Mode of Arrival:
Aged seventeen, Berlin-born Kurt Treitel was one of the older of the 150‒200 Kindertransport children travelling from Berlin via Cuxhaven to London on 24 March 1939 – exceptionally arriving at Waterloo not Liverpool Street Station. Seen off by his mother Hanna, he was met by his uncle (married to an English Jewish woman), who acted as guarantor, and took him to a Lyons Corner House for a meal costing 1/6d. Kurt felt ‘very happy.’ His parents, Theodor (born in Betsche, Germany), Hanna (nee Levy, born in Berlin in 1896), and grandmother soon followed him to Golders Green, London.
Treitel’s lawyer father had had an office in Berlin’s Unter den Linden, and Kurt had ‘good memories of family life’ as ‘reasonably orthodox’ Jews. His first school, however, was non-Jewish, and at fourteen he attended the American School, keeping up his English. Too old to attend school in Britain, his first job was gardening in Golders Green cemetery for £2.00 per week; his father became a store keeper. Neither parent spoke English, hence found life difficult.
Considered a young adult and a political risk as a German alien (albeit a Jewish one), the interviewee was summoned to the local police station in July 1940, from whence he was subsequently interned first in Kempton Park where he slept in the stables and volunteered to work in the kitchen to gain additional food, then in Hutchinson Camp on the Isle of Man. Some forty men crowded into the former boarding house where he shared a room with two adults and another young boy ‒ sharing a bed with him owing to the acute shortage. Each house had its own internee cook, with special Kosher food provided on Jewish holidays – a Dr Schoenberg visited from Liverpool to ensure that it was. Apart from the fear of a Nazi invasion of Britain (heightened due to the number of Jews imprisoned together), Kurt ‘did not feel too bad.’ ‘The Manx people were friendly’, and his work was collecting books for the library – though he did not care for either the library or the education widely on offer from erudite internees. Whilst his uncle was interned until spring 1941, Kurt was released in November 1940 on condition that he emigrated to the USA as originally planned; however, visa problems and the war ultimately prevented this.
The interviewee subsequently spent five years tailoring in London’s West End, which he did not particularly like, ‘but it was a job.’ In 1955, he married Renata Elgin, also Jewish and from Berlin.
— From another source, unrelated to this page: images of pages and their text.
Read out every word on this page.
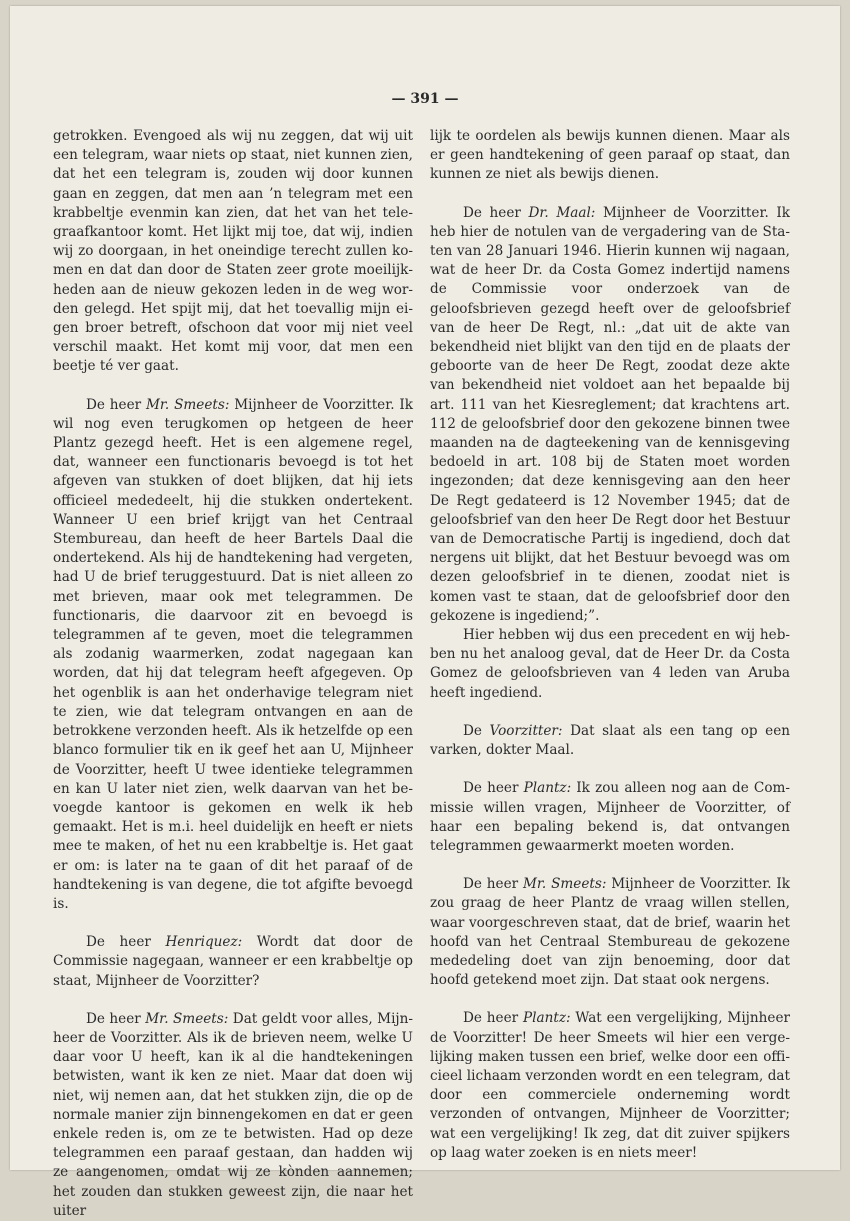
— 391 —

getrokken. Evengoed als wij nu zeggen, dat wij uit een telegram, waar niets op staat, niet kunnen zien, dat het een telegram is, zouden wij door kunnen gaan en zeggen, dat men aan ’n telegram met een krabbeltje evenmin kan zien, dat het van het telegraafkantoor komt. Het lijkt mij toe, dat wij, indien wij zo doorgaan, in het oneindige terecht zullen komen en dat dan door de Staten zeer grote moeilijkheden aan de nieuw gekozen leden in de weg worden gelegd. Het spijt mij, dat het toevallig mijn eigen broer betreft, ofschoon dat voor mij niet veel verschil maakt. Het komt mij voor, dat men een beetje té ver gaat.

De heer Mr. Smeets: Mijnheer de Voorzitter. Ik wil nog even terugkomen op hetgeen de heer Plantz gezegd heeft. Het is een algemene regel, dat, wanneer een functionaris bevoegd is tot het afgeven van stukken of doet blijken, dat hij iets officieel mededeelt, hij die stukken ondertekent. Wanneer U een brief krijgt van het Centraal Stembureau, dan heeft de heer Bartels Daal die ondertekend. Als hij de handtekening had vergeten, had U de brief teruggestuurd. Dat is niet alleen zo met brieven, maar ook met telegrammen. De functionaris, die daarvoor zit en bevoegd is telegrammen af te geven, moet die telegrammen als zodanig waarmerken, zodat nagegaan kan worden, dat hij dat telegram heeft afgegeven. Op het ogenblik is aan het onderhavige telegram niet te zien, wie dat telegram ontvangen en aan de betrokkene verzonden heeft. Als ik hetzelfde op een blanco formulier tik en ik geef het aan U, Mijnheer de Voorzitter, heeft U twee identieke telegrammen en kan U later niet zien, welk daarvan van het bevoegde kantoor is gekomen en welk ik heb gemaakt. Het is m.i. heel duidelijk en heeft er niets mee te maken, of het nu een krabbeltje is. Het gaat er om: is later na te gaan of dit het paraaf of de handtekening is van degene, die tot afgifte bevoegd is.

De heer Henriquez: Wordt dat door de Commissie nagegaan, wanneer er een krabbeltje op staat, Mijnheer de Voorzitter?

De heer Mr. Smeets: Dat geldt voor alles, Mijnheer de Voorzitter. Als ik de brieven neem, welke U daar voor U heeft, kan ik al die handtekeningen betwisten, want ik ken ze niet. Maar dat doen wij niet, wij nemen aan, dat het stukken zijn, die op de normale manier zijn binnengekomen en dat er geen enkele reden is, om ze te betwisten. Had op deze telegrammen een paraaf gestaan, dan hadden wij ze aangenomen, omdat wij ze kònden aannemen; het zouden dan stukken geweest zijn, die naar het uiter

lijk te oordelen als bewijs kunnen dienen. Maar als er geen handtekening of geen paraaf op staat, dan kunnen ze niet als bewijs dienen.

De heer Dr. Maal: Mijnheer de Voorzitter. Ik heb hier de notulen van de vergadering van de Staten van 28 Januari 1946. Hierin kunnen wij nagaan, wat de heer Dr. da Costa Gomez indertijd namens de Commissie voor onderzoek van de geloofsbrieven gezegd heeft over de geloofsbrief van de heer De Regt, nl.: „dat uit de akte van bekendheid niet blijkt van den tijd en de plaats der geboorte van de heer De Regt, zoodat deze akte van bekendheid niet voldoet aan het bepaalde bij art. 111 van het Kiesreglement; dat krachtens art. 112 de geloofsbrief door den gekozene binnen twee maanden na de dagteekening van de kennisgeving bedoeld in art. 108 bij de Staten moet worden ingezonden; dat deze kennisgeving aan den heer De Regt gedateerd is 12 November 1945; dat de geloofsbrief van den heer De Regt door het Bestuur van de Democratische Partij is ingediend, doch dat nergens uit blijkt, dat het Bestuur bevoegd was om dezen geloofsbrief in te dienen, zoodat niet is komen vast te staan, dat de geloofsbrief door den gekozene is ingediend;”.

Hier hebben wij dus een precedent en wij hebben nu het analoog geval, dat de Heer Dr. da Costa Gomez de geloofsbrieven van 4 leden van Aruba heeft ingediend.

De Voorzitter: Dat slaat als een tang op een varken, dokter Maal.

De heer Plantz: Ik zou alleen nog aan de Commissie willen vragen, Mijnheer de Voorzitter, of haar een bepaling bekend is, dat ontvangen telegrammen gewaarmerkt moeten worden.

De heer Mr. Smeets: Mijnheer de Voorzitter. Ik zou graag de heer Plantz de vraag willen stellen, waar voorgeschreven staat, dat de brief, waarin het hoofd van het Centraal Stembureau de gekozene mededeling doet van zijn benoeming, door dat hoofd getekend moet zijn. Dat staat ook nergens.

De heer Plantz: Wat een vergelijking, Mijnheer de Voorzitter! De heer Smeets wil hier een vergelijking maken tussen een brief, welke door een officieel lichaam verzonden wordt en een telegram, dat door een commerciele onderneming wordt verzonden of ontvangen, Mijnheer de Voorzitter; wat een vergelijking! Ik zeg, dat dit zuiver spijkers op laag water zoeken is en niets meer!
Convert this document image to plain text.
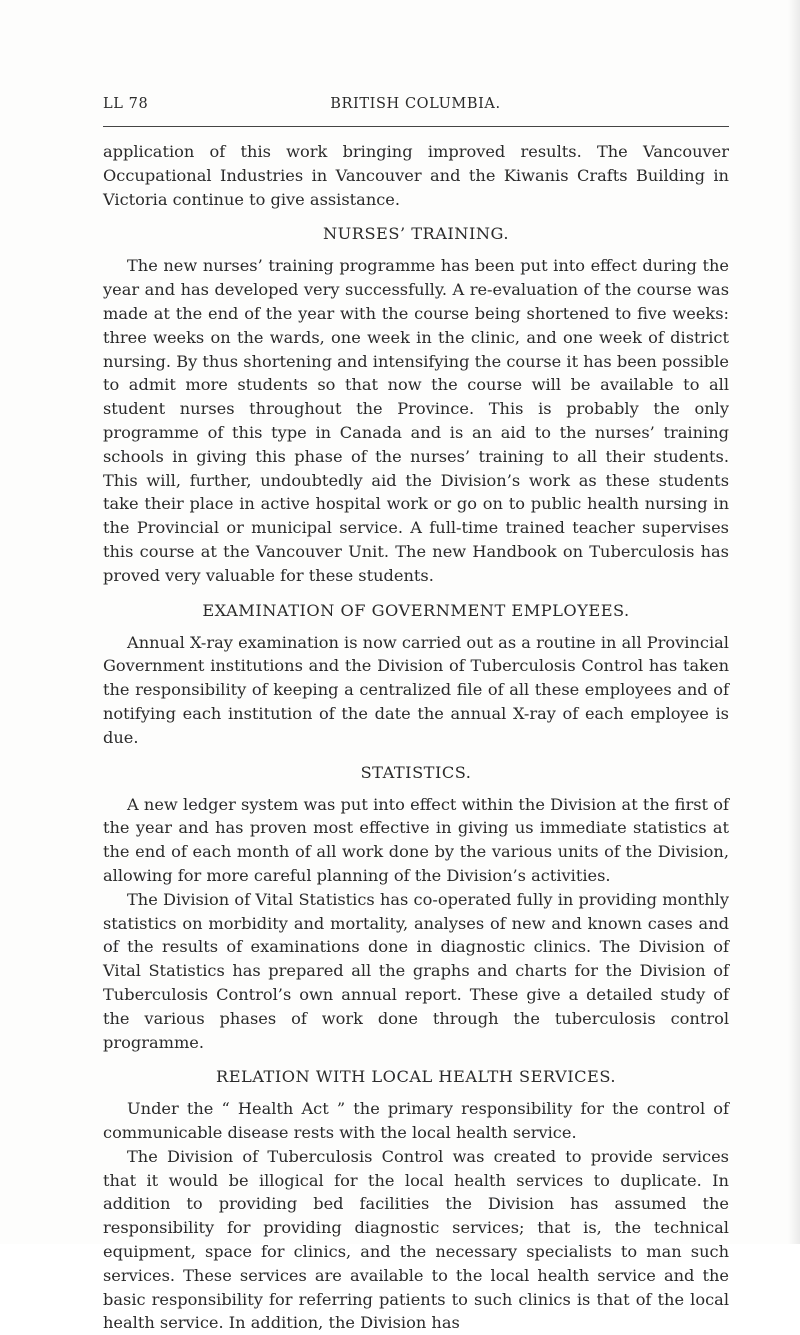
LL 78	BRITISH COLUMBIA.

application of this work bringing improved results. The Vancouver Occupational Industries in Vancouver and the Kiwanis Crafts Building in Victoria continue to give assistance.

NURSES’ TRAINING.

The new nurses’ training programme has been put into effect during the year and has developed very successfully. A re-evaluation of the course was made at the end of the year with the course being shortened to five weeks: three weeks on the wards, one week in the clinic, and one week of district nursing. By thus shortening and intensifying the course it has been possible to admit more students so that now the course will be available to all student nurses throughout the Province. This is probably the only programme of this type in Canada and is an aid to the nurses’ training schools in giving this phase of the nurses’ training to all their students. This will, further, undoubtedly aid the Division’s work as these students take their place in active hospital work or go on to public health nursing in the Provincial or municipal service. A full-time trained teacher supervises this course at the Vancouver Unit. The new Handbook on Tuberculosis has proved very valuable for these students.

EXAMINATION OF GOVERNMENT EMPLOYEES.

Annual X-ray examination is now carried out as a routine in all Provincial Government institutions and the Division of Tuberculosis Control has taken the responsibility of keeping a centralized file of all these employees and of notifying each institution of the date the annual X-ray of each employee is due.

STATISTICS.

A new ledger system was put into effect within the Division at the first of the year and has proven most effective in giving us immediate statistics at the end of each month of all work done by the various units of the Division, allowing for more careful planning of the Division’s activities.

The Division of Vital Statistics has co-operated fully in providing monthly statistics on morbidity and mortality, analyses of new and known cases and of the results of examinations done in diagnostic clinics. The Division of Vital Statistics has prepared all the graphs and charts for the Division of Tuberculosis Control’s own annual report. These give a detailed study of the various phases of work done through the tuberculosis control programme.

RELATION WITH LOCAL HEALTH SERVICES.

Under the “ Health Act ” the primary responsibility for the control of communicable disease rests with the local health service.

The Division of Tuberculosis Control was created to provide services that it would be illogical for the local health services to duplicate. In addition to providing bed facilities the Division has assumed the responsibility for providing diagnostic services; that is, the technical equipment, space for clinics, and the necessary specialists to man such services. These services are available to the local health service and the basic responsibility for referring patients to such clinics is that of the local health service. In addition, the Division has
No longer able to work in Germany, her civil engineer father had responded to an advertisement in The Daily Telegraph Continental edition, and brought his family to Britain in 1936. A rich uncle paid for other family members to flee to Shanghai then Australia, while an aunt went to Israel. Kurt Treitel did not want to return to Germany in 1945 nor to live in Israel, and proudly gained British citizenship in the early 1950s. Renata became a Chartered Accountant, and urged Kurt to complete his studies. He became an Articled Clerk with Primhak Solicitors in 1958, and ultimately a Treasury Solicitor.
Nevertheless, Treitel maintained that English Jewry had not helped his family, though it later helped his brother Sir Guenter Treitel, QC, Emeritus Vinerian Professor of English Law at All Souls, Oxford. Kurt joined the AJR with his father in 1940, while Renata joined the AJR and the Holocaust Survival Centre, Church Road, Hendon, where she has attended life-stories classes but has not published anything. Kurt and Renate moved to Dunstan Road in 1958 but were told at that point they could not join Dunstan Road synagogue as it did not accept German Jews. Consequently they became members of Munks shul (also known as the Golders Green Beth Hamedresh). Kurt and Renate only became members of Dunstan Road shul in the 1980s when Renate started having difficulty walking so far to shul.
Kurt ‘did not lose’ many relatives: an uncle spent eight weeks in Sachsenhausen pre-war but was released and fled to Chile, others went to Israel; extended family members ‘left or were kicked out.’ Treitel has ‘got over’ his war-time experiences and their ramifications, but his advice if similar circumstances ever arose, was ‘Get out before you are kicked out.’